Deputados e senadores acusam ministro de calúnia e difamação por chamar quebras de sigilo de “abomináveis” durante julgamento no STF.
Um grupo de parlamentares protocolou, junto à Procuradoria-Geral da República (PGR), um pedido de investigação contra o ministro do Supremo Tribunal Federal (STF), Gilmar Mendes. A iniciativa ocorre após declarações do magistrado durante a sessão plenária de quinta-feira (26), na qual o tribunal decidiu por 8 votos a 2 não prorrogar as atividades da CPMI do INSS. Na ocasião, Mendes classificou as quebras de sigilo realizadas pelo colegiado como “abomináveis” e conduzidas com “falta de escrúpulo”, citando especificamente o vazamento de conversas de Daniel Vorcaro, dono do Banco Master.
Os parlamentares argumentam que o ministro incorreu em crimes de calúnia e difamação ao atribuir de forma genérica condutas criminosas a membros de uma Comissão Parlamentar Mista de Inquérito. A notícia-crime sustenta que as falas de Gilmar Mendes ultrapassaram os limites das prerrogativas funcionais e do abuso de linguagem, uma vez que não houve individualização das condutas ou apresentação de provas concretas que ligassem os parlamentares aos vazamentos citados. O pedido à PGR inclui a instauração de um procedimento investigatório e a requisição dos registros oficiais da sessão plenária.
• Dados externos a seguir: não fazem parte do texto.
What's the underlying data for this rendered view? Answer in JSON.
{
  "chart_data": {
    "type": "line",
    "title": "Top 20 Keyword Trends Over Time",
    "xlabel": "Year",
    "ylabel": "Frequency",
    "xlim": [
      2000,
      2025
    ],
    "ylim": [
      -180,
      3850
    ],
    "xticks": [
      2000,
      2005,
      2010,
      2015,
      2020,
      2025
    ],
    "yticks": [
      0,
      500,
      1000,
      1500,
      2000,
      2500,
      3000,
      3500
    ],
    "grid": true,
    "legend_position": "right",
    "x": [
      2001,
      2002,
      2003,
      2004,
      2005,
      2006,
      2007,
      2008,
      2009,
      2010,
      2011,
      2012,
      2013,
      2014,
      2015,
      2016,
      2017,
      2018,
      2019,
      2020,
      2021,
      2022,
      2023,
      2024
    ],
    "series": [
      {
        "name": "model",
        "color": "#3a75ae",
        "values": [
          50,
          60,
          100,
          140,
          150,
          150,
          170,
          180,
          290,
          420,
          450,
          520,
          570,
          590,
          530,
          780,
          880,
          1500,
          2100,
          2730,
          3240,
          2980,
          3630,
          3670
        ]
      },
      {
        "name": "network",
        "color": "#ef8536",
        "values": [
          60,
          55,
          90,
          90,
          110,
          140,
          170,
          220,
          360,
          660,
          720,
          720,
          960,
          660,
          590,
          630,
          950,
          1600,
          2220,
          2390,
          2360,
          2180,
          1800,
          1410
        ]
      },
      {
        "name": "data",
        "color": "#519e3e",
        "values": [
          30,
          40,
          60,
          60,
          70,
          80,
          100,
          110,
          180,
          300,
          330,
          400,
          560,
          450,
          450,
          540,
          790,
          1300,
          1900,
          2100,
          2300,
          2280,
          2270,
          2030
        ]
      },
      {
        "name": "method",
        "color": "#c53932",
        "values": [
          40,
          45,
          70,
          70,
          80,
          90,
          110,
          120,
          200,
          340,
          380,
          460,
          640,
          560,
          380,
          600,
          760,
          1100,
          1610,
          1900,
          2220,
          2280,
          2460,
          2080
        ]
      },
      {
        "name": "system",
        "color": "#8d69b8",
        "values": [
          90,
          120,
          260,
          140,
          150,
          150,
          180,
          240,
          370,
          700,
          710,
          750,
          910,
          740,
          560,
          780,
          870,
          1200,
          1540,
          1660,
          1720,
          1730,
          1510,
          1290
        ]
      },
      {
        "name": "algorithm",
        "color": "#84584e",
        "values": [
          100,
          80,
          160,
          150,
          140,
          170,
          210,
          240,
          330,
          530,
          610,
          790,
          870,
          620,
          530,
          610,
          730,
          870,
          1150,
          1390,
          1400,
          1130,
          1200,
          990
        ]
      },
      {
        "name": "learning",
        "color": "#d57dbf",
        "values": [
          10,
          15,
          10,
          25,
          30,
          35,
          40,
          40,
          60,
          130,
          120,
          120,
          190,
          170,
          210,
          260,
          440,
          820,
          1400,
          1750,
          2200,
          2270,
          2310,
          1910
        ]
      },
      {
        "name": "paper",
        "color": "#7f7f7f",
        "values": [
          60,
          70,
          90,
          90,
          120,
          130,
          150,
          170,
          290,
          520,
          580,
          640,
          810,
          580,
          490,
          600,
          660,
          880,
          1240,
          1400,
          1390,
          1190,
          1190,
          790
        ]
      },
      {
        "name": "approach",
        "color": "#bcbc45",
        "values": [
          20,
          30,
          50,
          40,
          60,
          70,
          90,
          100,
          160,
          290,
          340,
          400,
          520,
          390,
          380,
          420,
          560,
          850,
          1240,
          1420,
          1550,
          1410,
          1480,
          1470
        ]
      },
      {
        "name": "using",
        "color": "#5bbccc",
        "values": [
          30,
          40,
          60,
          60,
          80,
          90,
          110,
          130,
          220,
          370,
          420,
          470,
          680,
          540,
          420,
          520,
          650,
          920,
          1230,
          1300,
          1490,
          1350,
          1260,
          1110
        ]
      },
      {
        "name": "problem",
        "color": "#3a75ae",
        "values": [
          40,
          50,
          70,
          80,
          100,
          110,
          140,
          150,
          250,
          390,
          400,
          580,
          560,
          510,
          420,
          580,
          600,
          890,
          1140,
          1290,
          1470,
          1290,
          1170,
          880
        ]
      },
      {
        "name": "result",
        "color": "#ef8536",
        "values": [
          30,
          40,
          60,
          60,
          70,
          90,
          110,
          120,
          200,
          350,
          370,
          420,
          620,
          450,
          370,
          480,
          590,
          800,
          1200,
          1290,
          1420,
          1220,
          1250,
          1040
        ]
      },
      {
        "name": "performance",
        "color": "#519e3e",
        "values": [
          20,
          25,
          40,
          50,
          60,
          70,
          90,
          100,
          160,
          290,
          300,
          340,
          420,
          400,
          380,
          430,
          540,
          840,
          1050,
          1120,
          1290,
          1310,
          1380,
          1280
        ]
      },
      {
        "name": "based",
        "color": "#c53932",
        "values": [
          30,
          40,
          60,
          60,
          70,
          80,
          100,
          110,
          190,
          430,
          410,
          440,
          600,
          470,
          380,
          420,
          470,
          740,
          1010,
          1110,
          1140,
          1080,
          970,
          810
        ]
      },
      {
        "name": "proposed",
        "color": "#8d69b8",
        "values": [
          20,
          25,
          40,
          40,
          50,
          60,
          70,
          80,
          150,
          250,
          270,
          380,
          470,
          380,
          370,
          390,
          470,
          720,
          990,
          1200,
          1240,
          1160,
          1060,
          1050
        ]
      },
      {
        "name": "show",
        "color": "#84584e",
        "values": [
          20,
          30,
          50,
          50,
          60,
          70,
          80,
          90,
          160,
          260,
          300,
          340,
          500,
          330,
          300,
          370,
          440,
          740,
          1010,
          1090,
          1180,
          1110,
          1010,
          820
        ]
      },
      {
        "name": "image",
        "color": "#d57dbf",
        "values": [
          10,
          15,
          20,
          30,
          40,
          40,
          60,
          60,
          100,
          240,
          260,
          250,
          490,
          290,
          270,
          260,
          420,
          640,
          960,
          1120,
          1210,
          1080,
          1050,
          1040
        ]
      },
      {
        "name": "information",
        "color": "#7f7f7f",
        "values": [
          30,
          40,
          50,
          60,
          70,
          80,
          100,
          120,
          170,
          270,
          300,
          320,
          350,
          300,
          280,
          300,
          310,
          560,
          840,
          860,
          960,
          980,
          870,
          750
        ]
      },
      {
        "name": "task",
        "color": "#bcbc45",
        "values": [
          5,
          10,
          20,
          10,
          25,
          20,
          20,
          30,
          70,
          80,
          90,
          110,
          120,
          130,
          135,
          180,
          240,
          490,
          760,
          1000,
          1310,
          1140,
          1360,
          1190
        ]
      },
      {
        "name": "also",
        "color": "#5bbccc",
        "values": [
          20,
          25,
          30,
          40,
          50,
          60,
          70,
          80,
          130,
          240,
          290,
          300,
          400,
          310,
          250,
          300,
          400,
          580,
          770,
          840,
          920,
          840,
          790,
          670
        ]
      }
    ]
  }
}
Durante o julgamento que interrompeu os trabalhos da comissão, Gilmar Mendes defendeu que o encerramento da CPMI era uma medida “favorável ao Parlamento” para evitar intervenções judiciais em excessos investigativos. Ele utilizou uma citação de Santo Agostinho — “Eu posso muito, não posso tudo” — para criticar o que chamou de “histeria” e “abuso de poder desmesurado” por parte de autoridades investigadoras que compartilham links de dados sigilosos. O magistrado reiterou que suas críticas não visam a instituição parlamentar em si, mas sim os abusos cometidos sob o pretexto de investigação judicial.
A reação do Congresso Nacional aprofunda o clima de tensão entre o Legislativo e o Judiciário. Enquanto o STF entende que a CPMI do INSS excedeu seus prazos e competências constitucionais, parlamentares da oposição e independentes veem na decisão uma tentativa de blindagem política. O caso ganhou repercussão nas redes sociais, dominando os debates por horas, enquanto o cenário político aguarda a manifestação da PGR sobre o prosseguimento da denúncia contra o decano do Supremo.